Le regard de foi et d’espérance que nous portons sur les événements de notre vie et sur les événements du monde repose sur cette conviction exprimée par Jean-Baptiste face aux envoyés des pharisiens : « il y a parmi vous quelqu’un que vous ne connaissez pas » (Jn 1,26). C’est la conviction que la présence de Dieu à l’histoire des hommes n’est pas simplement virtuelle, morale, lointaine et sans effet, mais qu’elle est une réalité, même si elle reste difficile à percevoir, même si elle reste cachée à certains moments, même si elle ne s’impose pas pour forcer notre liberté. Dieu est vivant dans l’histoire des hommes. Cette présence de Dieu que nous sommes appelés à reconnaître, alors que nous ne la connaissons pas spontanément, la naissance de Jésus à Bethléem va en être le signe principal et la réalisation incontournable. Il y a au milieu de vous quelqu’un que vous ne connaissez pas : cela veut dire historiquement comme le proclame Jean-Baptiste, que Jésus est déjà présent au milieu de son peuple même s’il n’a pas encore commencé sa vie publique. Il est au milieu d’eux sans qu’ils le connaissent, - et nous savons par les autres évangiles qu’il va se manifester en venant demander le baptême de Jean-Baptiste. Mais plus largement, la présence du Christ à la vie des hommes est une réalité permanente de l’histoire humaine. Il est présent dans notre vie, il est présent dans notre histoire, il est présent dans l’histoire des hommes : « il y a quelqu’un au milieu de vous que vous ne connaissez pas ». Notre mission d’Église du Christ, c’est précisément de reprendre la mission de Jean-Baptiste et d’annoncer cette présence à ceux qui ne la croit pas, à ceux qui ne l’ont pas connue, à ceux qui ne l’entendent pas.
La mission à laquelle j’ai appelé les catholiques de Paris pour l’Avent 2014, c’est précisément d’être au milieu de notre ville des « Jean-Baptiste » qui annoncent la présence de quelqu’un que l’on ne connaît pas ou de quelqu’un que l’on méconnaît, ou de quelqu’un dont on se détourne. « Il y a parmi vous quelqu’un que vous ne connaissez pas » : c’est le message que nous pouvons adresser en annonçant que Noël est la fête de la nativité du Fils de Dieu venu vivre parmi les hommes.

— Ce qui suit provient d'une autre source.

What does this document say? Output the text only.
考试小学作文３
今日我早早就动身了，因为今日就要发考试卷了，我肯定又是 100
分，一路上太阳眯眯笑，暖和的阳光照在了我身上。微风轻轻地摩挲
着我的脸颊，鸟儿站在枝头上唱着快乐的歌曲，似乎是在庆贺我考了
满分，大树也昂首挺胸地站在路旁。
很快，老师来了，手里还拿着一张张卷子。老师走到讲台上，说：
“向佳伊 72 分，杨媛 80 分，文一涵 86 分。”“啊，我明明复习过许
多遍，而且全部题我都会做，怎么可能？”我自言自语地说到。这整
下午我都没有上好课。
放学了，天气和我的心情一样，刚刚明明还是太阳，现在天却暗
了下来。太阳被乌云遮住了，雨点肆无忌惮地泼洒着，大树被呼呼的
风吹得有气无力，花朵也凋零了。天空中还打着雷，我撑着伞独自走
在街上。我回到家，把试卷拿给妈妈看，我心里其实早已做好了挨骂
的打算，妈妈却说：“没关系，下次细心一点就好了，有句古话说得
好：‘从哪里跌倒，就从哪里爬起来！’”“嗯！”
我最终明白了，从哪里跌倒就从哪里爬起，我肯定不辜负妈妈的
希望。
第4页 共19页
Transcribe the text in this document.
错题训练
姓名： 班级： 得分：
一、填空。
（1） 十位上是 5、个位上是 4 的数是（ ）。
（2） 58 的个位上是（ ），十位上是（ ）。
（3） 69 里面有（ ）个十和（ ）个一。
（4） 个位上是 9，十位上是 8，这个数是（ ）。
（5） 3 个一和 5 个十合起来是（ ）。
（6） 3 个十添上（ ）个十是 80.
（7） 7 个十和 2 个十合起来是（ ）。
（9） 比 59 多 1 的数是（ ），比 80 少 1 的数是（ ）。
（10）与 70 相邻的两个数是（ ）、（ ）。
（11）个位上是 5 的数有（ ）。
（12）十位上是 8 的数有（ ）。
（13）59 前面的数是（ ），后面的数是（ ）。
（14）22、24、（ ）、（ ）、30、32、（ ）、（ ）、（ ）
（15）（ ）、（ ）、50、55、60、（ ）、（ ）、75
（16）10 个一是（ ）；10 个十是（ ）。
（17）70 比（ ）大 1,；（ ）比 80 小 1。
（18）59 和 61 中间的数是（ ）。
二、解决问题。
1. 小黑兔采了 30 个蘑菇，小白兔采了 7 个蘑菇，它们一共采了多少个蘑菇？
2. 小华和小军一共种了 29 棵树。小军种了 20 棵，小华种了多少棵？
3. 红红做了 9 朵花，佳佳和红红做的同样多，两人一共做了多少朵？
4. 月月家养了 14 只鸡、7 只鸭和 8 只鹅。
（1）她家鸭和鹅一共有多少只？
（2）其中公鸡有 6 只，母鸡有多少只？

D’une certaine façon, on pourrait dire que symboliquement, l’implantation et la réalisation de cette chapelle au cœur de ce quartier, dans la relative discrétion de son apparence extérieure, reflète assez bien ce que Jean-Baptiste nous dit : il y a dans cet ensemble de la ville une présence, il y a quelqu’un présent, vivant et agissant. Cette chapelle est à la fois le lieu et le signe de cette vie et de cette action. C’est la présence du Christ qui appelle à être reconnu, qui appelle à se manifester, qui appelle à être annoncé.
Aussi frères et sœurs, en cet Avent, je pense que nous pourrons grandir dans la prière continuelle dans la foi, comme nous pourrons grandir dans la joie profonde de ceux qui annoncent celui qui est au milieu des hommes et que les hommes n’ont pas reconnu, Jésus de Nazareth, Fils de Dieu.
Amen.
+ André cardinal Vingt-Trois, archevêque de Paris.